Toddは,150名の技術者がひとつのモノシリックアプリケーションに対して,1日に60回以上のデプロイに成功したEtsyでの例について説明している。モノシリックアプリケーションで多人数が作業するというのはアンチパターンではあるが,継続的インテグレーションやプッシュボタンデプロイメント,適切なモニタリング,基本的に常にメインブランチからのデプロイといったことを正しく実践した結果として,素晴らしいサイトが構築できた実例である,というのが氏の感想だ。
モノシリックアプリケーション問題に対するソリューションのひとつとしてのマイクロサービスへの分解は,疎結合の実現と,個別のデプロイを可能にすることを目標とする。しかしToddはこれに対して,マイクロサービスがこれらの目標達成のための最善の手段であるという点に疑問を呈すると同時に,Etsyで行ったような小さなリリースを1日に何度も繰り返す方法がその代替手段となるのではないか,と指摘している。

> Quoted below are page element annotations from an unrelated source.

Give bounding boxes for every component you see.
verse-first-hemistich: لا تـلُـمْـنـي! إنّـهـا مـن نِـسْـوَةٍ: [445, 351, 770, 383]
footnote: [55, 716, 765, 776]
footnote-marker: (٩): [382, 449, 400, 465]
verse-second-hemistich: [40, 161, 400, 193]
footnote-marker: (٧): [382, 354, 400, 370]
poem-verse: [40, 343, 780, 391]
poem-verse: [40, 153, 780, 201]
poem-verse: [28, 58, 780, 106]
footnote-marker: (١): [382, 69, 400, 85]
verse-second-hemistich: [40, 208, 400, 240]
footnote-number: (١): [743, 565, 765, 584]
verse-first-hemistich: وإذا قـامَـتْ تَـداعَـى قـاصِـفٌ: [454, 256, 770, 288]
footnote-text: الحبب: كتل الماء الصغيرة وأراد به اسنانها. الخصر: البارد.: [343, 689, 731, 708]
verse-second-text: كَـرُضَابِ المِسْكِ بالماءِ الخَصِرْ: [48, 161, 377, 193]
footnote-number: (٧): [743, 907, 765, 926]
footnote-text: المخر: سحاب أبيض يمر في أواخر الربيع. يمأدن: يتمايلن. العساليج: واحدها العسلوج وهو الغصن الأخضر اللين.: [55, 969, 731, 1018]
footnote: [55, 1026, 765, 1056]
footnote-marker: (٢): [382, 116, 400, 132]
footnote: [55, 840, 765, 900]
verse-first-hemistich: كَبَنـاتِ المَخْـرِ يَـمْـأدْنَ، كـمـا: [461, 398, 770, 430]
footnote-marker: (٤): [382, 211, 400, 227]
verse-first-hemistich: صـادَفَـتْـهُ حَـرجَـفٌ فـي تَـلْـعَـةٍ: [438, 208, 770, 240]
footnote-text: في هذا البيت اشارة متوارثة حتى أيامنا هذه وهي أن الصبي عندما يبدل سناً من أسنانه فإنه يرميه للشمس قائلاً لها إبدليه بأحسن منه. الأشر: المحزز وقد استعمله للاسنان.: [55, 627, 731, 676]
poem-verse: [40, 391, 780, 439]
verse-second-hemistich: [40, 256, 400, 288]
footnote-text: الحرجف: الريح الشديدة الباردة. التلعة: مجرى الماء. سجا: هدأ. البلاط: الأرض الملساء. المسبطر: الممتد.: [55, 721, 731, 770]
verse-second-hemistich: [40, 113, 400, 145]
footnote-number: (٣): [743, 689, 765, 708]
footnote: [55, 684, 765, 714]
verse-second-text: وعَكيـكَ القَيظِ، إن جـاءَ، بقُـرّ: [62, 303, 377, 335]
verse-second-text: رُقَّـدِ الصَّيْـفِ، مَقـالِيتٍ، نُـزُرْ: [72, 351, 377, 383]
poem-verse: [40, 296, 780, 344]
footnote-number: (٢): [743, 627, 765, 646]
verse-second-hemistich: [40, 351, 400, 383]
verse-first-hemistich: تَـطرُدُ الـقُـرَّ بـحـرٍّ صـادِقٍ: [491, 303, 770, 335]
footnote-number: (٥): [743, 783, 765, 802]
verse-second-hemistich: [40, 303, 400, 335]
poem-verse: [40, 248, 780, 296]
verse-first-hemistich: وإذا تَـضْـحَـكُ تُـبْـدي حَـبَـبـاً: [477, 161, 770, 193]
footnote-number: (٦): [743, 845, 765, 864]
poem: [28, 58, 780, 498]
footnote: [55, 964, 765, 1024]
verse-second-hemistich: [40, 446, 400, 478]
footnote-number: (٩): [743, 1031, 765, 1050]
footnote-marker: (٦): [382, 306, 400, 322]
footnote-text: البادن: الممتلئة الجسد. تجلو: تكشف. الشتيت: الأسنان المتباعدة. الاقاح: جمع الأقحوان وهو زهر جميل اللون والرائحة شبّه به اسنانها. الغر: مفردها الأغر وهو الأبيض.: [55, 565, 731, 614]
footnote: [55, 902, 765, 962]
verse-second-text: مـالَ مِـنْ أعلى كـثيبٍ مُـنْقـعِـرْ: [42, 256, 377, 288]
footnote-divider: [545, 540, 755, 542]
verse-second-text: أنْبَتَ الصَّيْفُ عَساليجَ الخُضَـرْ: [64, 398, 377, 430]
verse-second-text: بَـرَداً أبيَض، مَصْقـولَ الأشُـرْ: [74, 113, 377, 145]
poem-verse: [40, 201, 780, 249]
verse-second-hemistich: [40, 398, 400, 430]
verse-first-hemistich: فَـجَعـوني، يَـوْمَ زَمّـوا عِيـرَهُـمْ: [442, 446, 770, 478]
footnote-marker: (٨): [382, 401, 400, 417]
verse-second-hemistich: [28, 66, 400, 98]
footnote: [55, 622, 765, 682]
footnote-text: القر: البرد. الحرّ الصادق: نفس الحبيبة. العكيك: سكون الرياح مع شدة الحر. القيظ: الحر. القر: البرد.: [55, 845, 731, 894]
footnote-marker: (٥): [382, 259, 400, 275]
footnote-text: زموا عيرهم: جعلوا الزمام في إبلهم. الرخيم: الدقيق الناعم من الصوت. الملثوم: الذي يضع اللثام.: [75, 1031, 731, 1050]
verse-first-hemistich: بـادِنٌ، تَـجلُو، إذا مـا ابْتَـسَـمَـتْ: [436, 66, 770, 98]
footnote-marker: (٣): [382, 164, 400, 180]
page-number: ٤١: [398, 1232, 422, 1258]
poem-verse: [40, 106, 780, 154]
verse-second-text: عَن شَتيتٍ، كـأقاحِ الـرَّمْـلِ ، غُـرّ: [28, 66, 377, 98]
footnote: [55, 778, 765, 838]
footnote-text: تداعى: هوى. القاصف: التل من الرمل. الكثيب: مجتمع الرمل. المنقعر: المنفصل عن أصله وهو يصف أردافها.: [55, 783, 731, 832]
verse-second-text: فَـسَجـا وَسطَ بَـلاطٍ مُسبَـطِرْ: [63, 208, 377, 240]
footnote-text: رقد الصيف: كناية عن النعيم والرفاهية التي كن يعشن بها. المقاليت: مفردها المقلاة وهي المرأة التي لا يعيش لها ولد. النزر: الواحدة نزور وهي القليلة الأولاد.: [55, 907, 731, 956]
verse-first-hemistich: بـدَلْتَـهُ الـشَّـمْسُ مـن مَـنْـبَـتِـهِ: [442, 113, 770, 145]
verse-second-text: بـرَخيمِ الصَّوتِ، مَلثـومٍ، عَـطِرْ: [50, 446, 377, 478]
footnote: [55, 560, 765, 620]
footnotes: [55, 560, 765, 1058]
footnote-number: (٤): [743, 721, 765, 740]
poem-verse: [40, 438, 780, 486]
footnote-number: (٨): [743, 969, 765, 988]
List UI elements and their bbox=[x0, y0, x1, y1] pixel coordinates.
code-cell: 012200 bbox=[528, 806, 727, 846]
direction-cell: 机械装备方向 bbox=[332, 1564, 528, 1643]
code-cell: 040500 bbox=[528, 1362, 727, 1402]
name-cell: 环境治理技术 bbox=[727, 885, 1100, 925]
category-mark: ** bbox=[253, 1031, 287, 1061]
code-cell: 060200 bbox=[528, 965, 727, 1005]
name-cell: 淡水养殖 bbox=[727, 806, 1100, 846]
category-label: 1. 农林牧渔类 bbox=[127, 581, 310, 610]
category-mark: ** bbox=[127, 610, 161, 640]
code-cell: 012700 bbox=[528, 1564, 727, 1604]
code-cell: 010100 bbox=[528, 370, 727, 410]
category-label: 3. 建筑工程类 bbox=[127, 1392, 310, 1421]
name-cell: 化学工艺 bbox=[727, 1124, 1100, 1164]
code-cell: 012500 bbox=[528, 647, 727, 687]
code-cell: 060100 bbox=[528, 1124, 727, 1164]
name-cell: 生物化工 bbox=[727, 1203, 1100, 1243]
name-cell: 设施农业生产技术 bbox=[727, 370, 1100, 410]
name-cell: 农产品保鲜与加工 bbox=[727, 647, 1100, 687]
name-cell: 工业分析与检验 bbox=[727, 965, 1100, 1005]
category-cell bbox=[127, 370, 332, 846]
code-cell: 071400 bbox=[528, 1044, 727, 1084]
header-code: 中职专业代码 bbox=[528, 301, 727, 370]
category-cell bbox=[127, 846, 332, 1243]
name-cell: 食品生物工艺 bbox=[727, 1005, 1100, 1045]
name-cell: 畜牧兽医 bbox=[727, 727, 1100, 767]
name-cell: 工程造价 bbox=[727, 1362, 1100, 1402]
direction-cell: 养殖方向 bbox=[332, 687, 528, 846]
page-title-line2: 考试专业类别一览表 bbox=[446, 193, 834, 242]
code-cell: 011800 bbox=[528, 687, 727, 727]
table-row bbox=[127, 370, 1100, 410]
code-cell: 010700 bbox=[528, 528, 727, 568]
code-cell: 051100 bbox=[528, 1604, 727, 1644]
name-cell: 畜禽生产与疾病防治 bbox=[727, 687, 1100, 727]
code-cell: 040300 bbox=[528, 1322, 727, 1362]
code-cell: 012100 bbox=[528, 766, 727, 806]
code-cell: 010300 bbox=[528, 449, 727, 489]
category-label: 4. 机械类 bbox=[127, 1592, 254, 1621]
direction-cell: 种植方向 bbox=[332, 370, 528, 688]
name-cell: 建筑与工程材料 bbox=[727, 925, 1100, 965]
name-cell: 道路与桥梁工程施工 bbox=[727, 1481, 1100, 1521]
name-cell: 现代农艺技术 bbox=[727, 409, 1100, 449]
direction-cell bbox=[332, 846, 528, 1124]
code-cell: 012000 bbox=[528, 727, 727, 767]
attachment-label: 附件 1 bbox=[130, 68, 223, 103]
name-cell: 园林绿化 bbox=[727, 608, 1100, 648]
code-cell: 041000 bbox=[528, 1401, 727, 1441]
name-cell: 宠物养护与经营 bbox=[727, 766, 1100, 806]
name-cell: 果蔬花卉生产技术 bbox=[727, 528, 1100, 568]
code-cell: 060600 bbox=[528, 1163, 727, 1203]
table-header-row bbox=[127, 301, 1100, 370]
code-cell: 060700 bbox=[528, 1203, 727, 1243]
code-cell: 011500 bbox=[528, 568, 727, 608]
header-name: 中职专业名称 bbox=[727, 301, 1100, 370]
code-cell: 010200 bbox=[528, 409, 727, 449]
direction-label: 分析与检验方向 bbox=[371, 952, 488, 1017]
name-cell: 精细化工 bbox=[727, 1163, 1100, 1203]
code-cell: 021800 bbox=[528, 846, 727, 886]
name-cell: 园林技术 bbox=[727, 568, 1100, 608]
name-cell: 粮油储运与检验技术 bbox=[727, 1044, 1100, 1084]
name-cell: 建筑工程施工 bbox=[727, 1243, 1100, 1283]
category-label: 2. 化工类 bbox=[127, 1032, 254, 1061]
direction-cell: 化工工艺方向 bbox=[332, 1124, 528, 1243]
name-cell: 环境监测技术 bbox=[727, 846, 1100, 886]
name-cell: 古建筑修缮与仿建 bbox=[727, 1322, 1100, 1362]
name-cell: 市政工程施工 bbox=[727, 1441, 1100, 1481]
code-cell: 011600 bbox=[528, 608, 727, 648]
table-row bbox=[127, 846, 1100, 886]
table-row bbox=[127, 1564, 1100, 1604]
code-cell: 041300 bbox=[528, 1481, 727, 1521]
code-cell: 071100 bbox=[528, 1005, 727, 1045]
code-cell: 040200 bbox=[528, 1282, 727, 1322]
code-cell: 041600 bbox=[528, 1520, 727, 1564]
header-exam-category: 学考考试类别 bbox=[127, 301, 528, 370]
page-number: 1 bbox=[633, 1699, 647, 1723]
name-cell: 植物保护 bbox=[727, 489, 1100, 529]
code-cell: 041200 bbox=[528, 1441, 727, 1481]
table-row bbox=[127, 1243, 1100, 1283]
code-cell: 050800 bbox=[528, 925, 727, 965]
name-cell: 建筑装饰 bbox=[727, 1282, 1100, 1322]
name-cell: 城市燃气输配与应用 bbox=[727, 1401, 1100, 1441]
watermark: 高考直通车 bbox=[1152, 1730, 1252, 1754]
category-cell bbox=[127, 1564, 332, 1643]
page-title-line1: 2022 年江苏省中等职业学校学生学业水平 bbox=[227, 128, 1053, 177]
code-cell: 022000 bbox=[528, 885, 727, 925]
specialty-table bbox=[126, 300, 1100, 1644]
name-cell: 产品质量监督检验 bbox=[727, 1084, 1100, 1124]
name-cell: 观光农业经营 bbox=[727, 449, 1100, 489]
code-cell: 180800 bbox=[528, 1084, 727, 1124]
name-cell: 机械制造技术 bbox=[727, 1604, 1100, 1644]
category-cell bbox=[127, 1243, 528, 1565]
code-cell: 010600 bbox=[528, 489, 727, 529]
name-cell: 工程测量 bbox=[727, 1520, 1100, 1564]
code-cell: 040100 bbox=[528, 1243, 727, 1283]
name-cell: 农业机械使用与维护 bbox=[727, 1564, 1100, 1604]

モノシリックアプリケーションを支持するToddが強調するのは,それが現在も実際に使用されている,という点だ。1枚の岩がそうであるように,サービスの中にも複雑性を見出すことはできる。氏はライブラリとサービスを比較して,インターフェースが安定している限り,どちらも独自のライフサイクルをもった製品として扱うことは可能だ,と説明する。インターフェースが変更されると新たなバージョンが作成されるのは,ライブラリを使ってもサービスであっても同じことだ。適切なソフトウェア技術に基づくことで,モノシリックなコードベースにも実用性がある,というのがToddの意見だ。